The opposition, led by Pawar, was decimated as the BJP, led by Prime Minister Narendra Modi, showed its success in the 2014 polls was not a flash in the pan. The emergence of the Prakash Ambedkar-led Vanchit Bahujan Aghadi was more than a spoiler for the Congress-Nationalist Congress Party alliance and, in effect, benefited the BJP-Shiv Sena. This time too, Ambedkar, a known detractor of Pawar, appears set to go his own way.
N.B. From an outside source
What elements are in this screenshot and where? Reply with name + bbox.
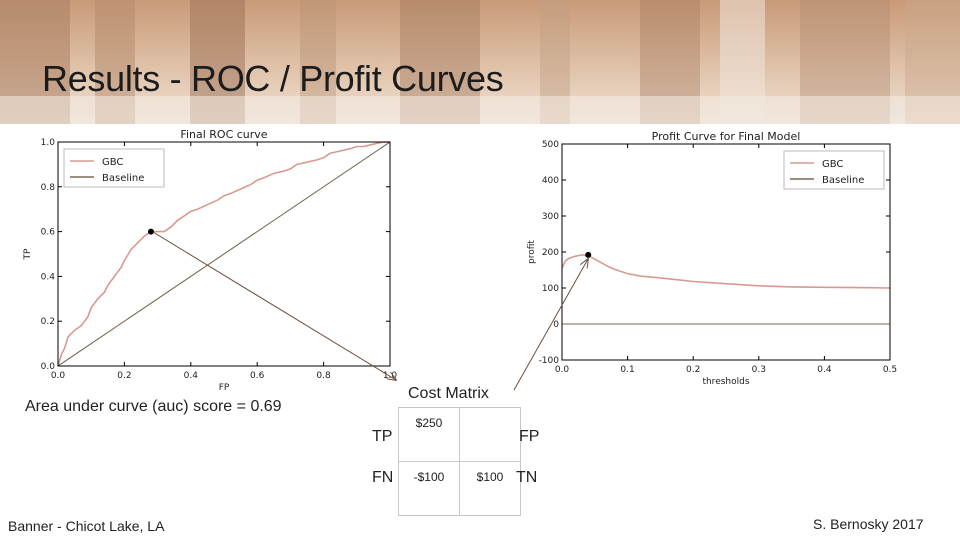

Pawar is on the job. When elections come, he is a man possessed. Besides visiting drought-hit villages, he is running himself into the ground to let people, especially in rural areas, know that he is the leader at hand, as always. He is motivating party workers to work hard, telling them how to learn from the RSS, which he opposes ideologically, on how to reach out to the people.
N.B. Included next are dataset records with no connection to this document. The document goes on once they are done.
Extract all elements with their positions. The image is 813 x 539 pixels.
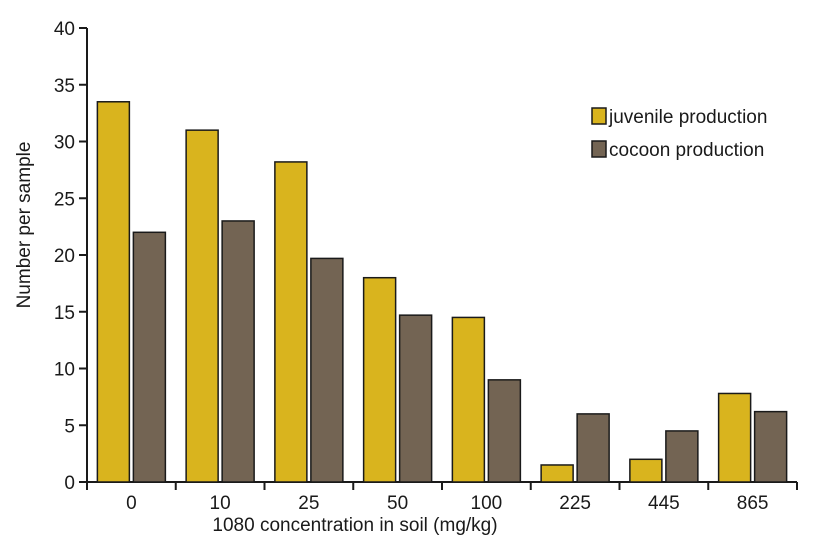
legend-label: juvenile production — [608, 107, 767, 128]
y-tick-label: 40 — [54, 19, 75, 40]
legend-swatch — [591, 107, 607, 125]
y-tick-label: 0 — [64, 473, 75, 494]
legend-swatch — [591, 140, 607, 158]
juvenile-bar-25 — [274, 161, 308, 483]
x-tick-label: 225 — [559, 493, 591, 514]
cocoon-bar-10 — [221, 220, 255, 483]
juvenile-bar-225 — [540, 464, 574, 483]
cocoon-bar-25 — [310, 257, 344, 483]
x-axis-title: 1080 concentration in soil (mg/kg) — [212, 515, 497, 536]
legend: juvenile production cocoon production — [591, 107, 767, 161]
bars — [96, 101, 788, 483]
juvenile-bar-445 — [629, 458, 663, 483]
legend-label: cocoon production — [609, 140, 764, 161]
y-axis: 0 5 10 15 20 25 30 35 40 — [54, 19, 88, 494]
x-tick-label: 865 — [737, 493, 769, 514]
x-tick-label: 445 — [648, 493, 680, 514]
cocoon-bar-0 — [132, 231, 167, 483]
y-tick-label: 25 — [54, 189, 75, 210]
cocoon-bar-865 — [753, 410, 788, 483]
x-tick-label: 0 — [126, 493, 137, 514]
x-tick-label: 10 — [210, 493, 231, 514]
cocoon-bar-445 — [665, 430, 699, 483]
x-tick-label: 50 — [387, 493, 408, 514]
juvenile-bar-10 — [185, 129, 219, 483]
y-tick-label: 20 — [54, 246, 75, 267]
y-tick-label: 35 — [54, 76, 75, 97]
x-axis: 0 10 25 50 100 225 445 865 — [86, 481, 798, 514]
cocoon-bar-100 — [487, 379, 522, 483]
juvenile-bar-100 — [451, 316, 486, 483]
juvenile-bar-0 — [96, 101, 131, 483]
juvenile-bar-865 — [717, 392, 752, 483]
y-tick-label: 5 — [64, 416, 75, 437]
x-tick-label: 100 — [471, 493, 503, 514]
y-axis-title: Number per sample — [14, 142, 35, 309]
cocoon-bar-225 — [576, 413, 610, 483]
y-tick-label: 10 — [54, 360, 75, 381]
y-tick-label: 30 — [54, 133, 75, 154]
cocoon-bar-50 — [398, 314, 433, 483]
juvenile-bar-50 — [362, 276, 397, 483]
y-tick-label: 15 — [54, 303, 75, 324]
x-tick-label: 25 — [298, 493, 319, 514]
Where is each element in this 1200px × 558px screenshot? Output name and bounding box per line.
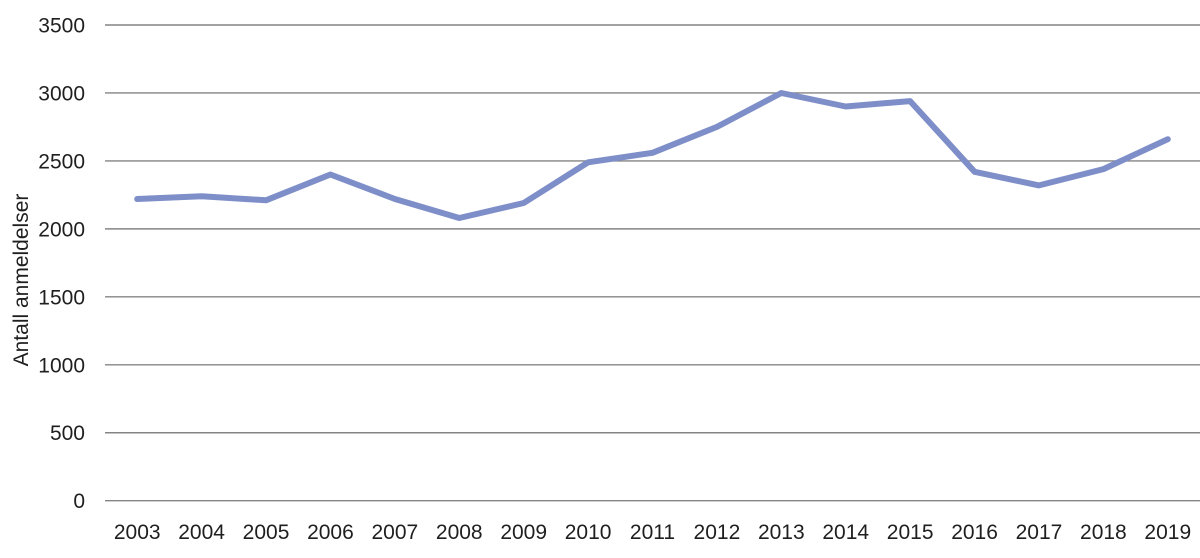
x-tick-label: 2011: [630, 521, 675, 544]
y-tick-label: 3500: [38, 15, 85, 38]
x-tick-label: 2016: [951, 521, 998, 544]
x-tick-label: 2015: [887, 521, 934, 544]
y-tick-label: 500: [50, 422, 85, 445]
x-tick-label: 2010: [565, 521, 612, 544]
x-tick-label: 2013: [758, 521, 805, 544]
x-tick-label: 2018: [1080, 521, 1127, 544]
data-series-line: [134, 90, 1171, 221]
x-tick-label: 2008: [436, 521, 483, 544]
x-tick-label: 2014: [822, 521, 869, 544]
x-tick-label: 2012: [694, 521, 741, 544]
x-tick-label: 2005: [243, 521, 290, 544]
x-tick-label: 2007: [371, 521, 418, 544]
y-axis-title: Antall anmeldelser: [10, 194, 33, 367]
x-tick-label: 2004: [178, 521, 225, 544]
x-tick-label: 2009: [500, 521, 547, 544]
x-tick-label: 2019: [1144, 521, 1191, 544]
y-tick-label: 3000: [38, 82, 85, 105]
y-tick-label: 2500: [38, 150, 85, 173]
y-tick-label: 1500: [38, 286, 85, 309]
x-tick-label: 2006: [307, 521, 354, 544]
y-tick-label: 1000: [38, 354, 85, 377]
x-tick-label: 2003: [114, 521, 161, 544]
y-tick-label: 2000: [38, 218, 85, 241]
x-tick-label: 2017: [1016, 521, 1063, 544]
y-tick-label: 0: [73, 490, 85, 513]
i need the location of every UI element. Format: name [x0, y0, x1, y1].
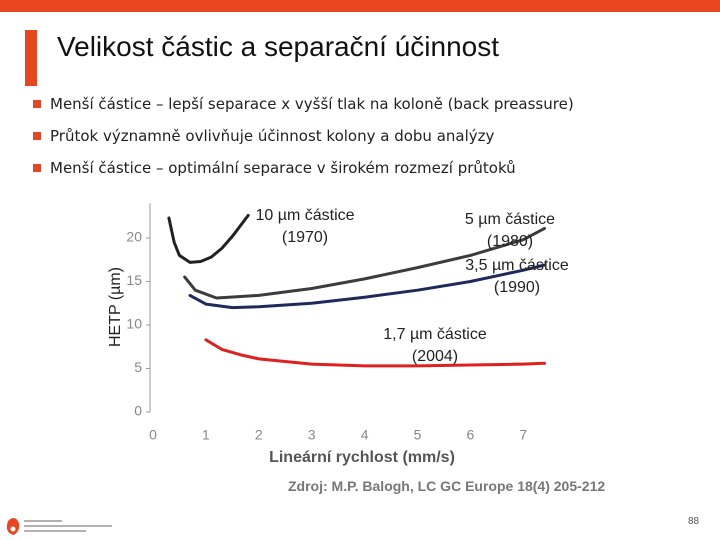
series-line [183, 226, 546, 300]
x-tick-label: 2 [255, 427, 263, 443]
top-bar [0, 0, 720, 12]
title-accent [25, 30, 37, 86]
y-tick-label: 0 [134, 403, 142, 419]
y-tick-label: 20 [126, 229, 142, 245]
bullet: Menší částice – optimální separace v šir… [33, 159, 516, 177]
bullet: Průtok významně ovlivňuje účinnost kolon… [32, 127, 495, 145]
series-label: 3,5 µm částice [465, 257, 569, 274]
x-tick-label: 5 [414, 427, 422, 443]
series-label: 1,7 µm částice [383, 326, 487, 343]
y-tick-label: 5 [134, 359, 142, 375]
page-number: 88 [688, 516, 700, 527]
y-tick-label: 15 [126, 272, 142, 288]
y-tick-label: 10 [126, 316, 142, 332]
slide-title: Velikost částic a separační účinnost [57, 31, 500, 62]
y-axis-label: HETP (µm) [107, 267, 124, 347]
series-annotation: (2004) [412, 348, 458, 365]
series-label: 5 µm částice [465, 211, 555, 228]
x-tick-label: 7 [519, 427, 527, 443]
x-tick-label: 3 [308, 427, 316, 443]
series-line [188, 263, 546, 310]
series-annotation: (1980) [487, 233, 533, 250]
x-tick-label: 6 [467, 427, 475, 443]
series-line [167, 213, 250, 264]
series-annotation: (1970) [282, 229, 328, 246]
x-tick-label: 0 [149, 427, 157, 443]
series-annotation: (1990) [494, 279, 540, 296]
series-line [204, 338, 546, 368]
logo [6, 518, 112, 535]
bullet: Menší částice – lepší separace x vyšší t… [33, 95, 574, 113]
series-label: 10 µm částice [255, 207, 354, 224]
x-axis-label: Lineární rychlost (mm/s) [269, 449, 455, 466]
x-tick-label: 1 [202, 427, 210, 443]
x-tick-label: 4 [361, 427, 369, 443]
source: Zdroj: M.P. Balogh, LC GC Europe 18(4) 2… [288, 478, 606, 494]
He is trying to connect with the youth on Facebook Live. Right or wrong, he feels that social media has helped Modi and the BJP to spread their message without doing much work on the ground.
The Assembly polls have, in fact, become a make-or-break test for the battle-scarred veteran at a time when the dominant Maratha community is seen to be deserting the NCP-Congress for the BJP. Pawar is seeking to bring Raj Thackeray’s Maharashtra Navnirman Sena (MNS) on board, but whether he could be able to allot enough seats for the party in Mumbai, Pune, Nashik and adjoining areas is still a question. Unlike the last Assembly elections, he cannot afford to go solo. But going with the Congress has its own pitfalls. There is no leader worth the name in the state unit of the Congress. Besides, a section of the Congress is also opposed to a tie-up with the NCP.
This is the time when he has hit it off with Congress President Rahul Gandhi. Really, it is the other way round. Gandhi apparently lacks such leaders whose insight he could count on. When the United Progressive Alliance was in power, Gandhi virtually did everything to target the NCP despite sharing power. The two leaders had hardly met or talked.
Narasimha Rao had understood Pawar’s importance. In the early nineties, once all Pawar detractors including S B Chavan, A R Antulay, V N Gadgil and Prataprao Bhosale angrily went to Rao to complain about the Maratha strongman. The prime minister kept them waiting for long and then made a brief appearance to tell them bluntly: “I consider Pawar the leader in Maharashtra.”
In 2014, the BJP-Sena got about 48 per cent of the vote against the Congress-NCP’s 34, a huge difference of 14 percentage points. This enabled the NDA to get 41 seats of the state’s 48. The BJP and Sena had fought a bitter battle during the 2014 assembly elections, winning 122 and 63 seats, respectively, of the 288 seats in the legislature. The Congress had won 42 and the NCP 41.
This year the BJP secured 27.59 per cent of the vote and the Sena 23.29. As against this, the Congress got 16.26 per cent and the NCP 15.52. They have won 23, 18, 1 and 5 seats, respectively. (The NCP's five MPs include one from Lakshdweep, a tiny constituency.) This is the NCP’s lowest vote percentage.
Buoyed by the victory in the Lok Sabha polls, Chief Minister Devendra Fadnavis has vowed to create a record in the Assembly by securing 220 seats.
All told, the Assembly polls will be the toughest battle for Pawar and his legacy is at stake.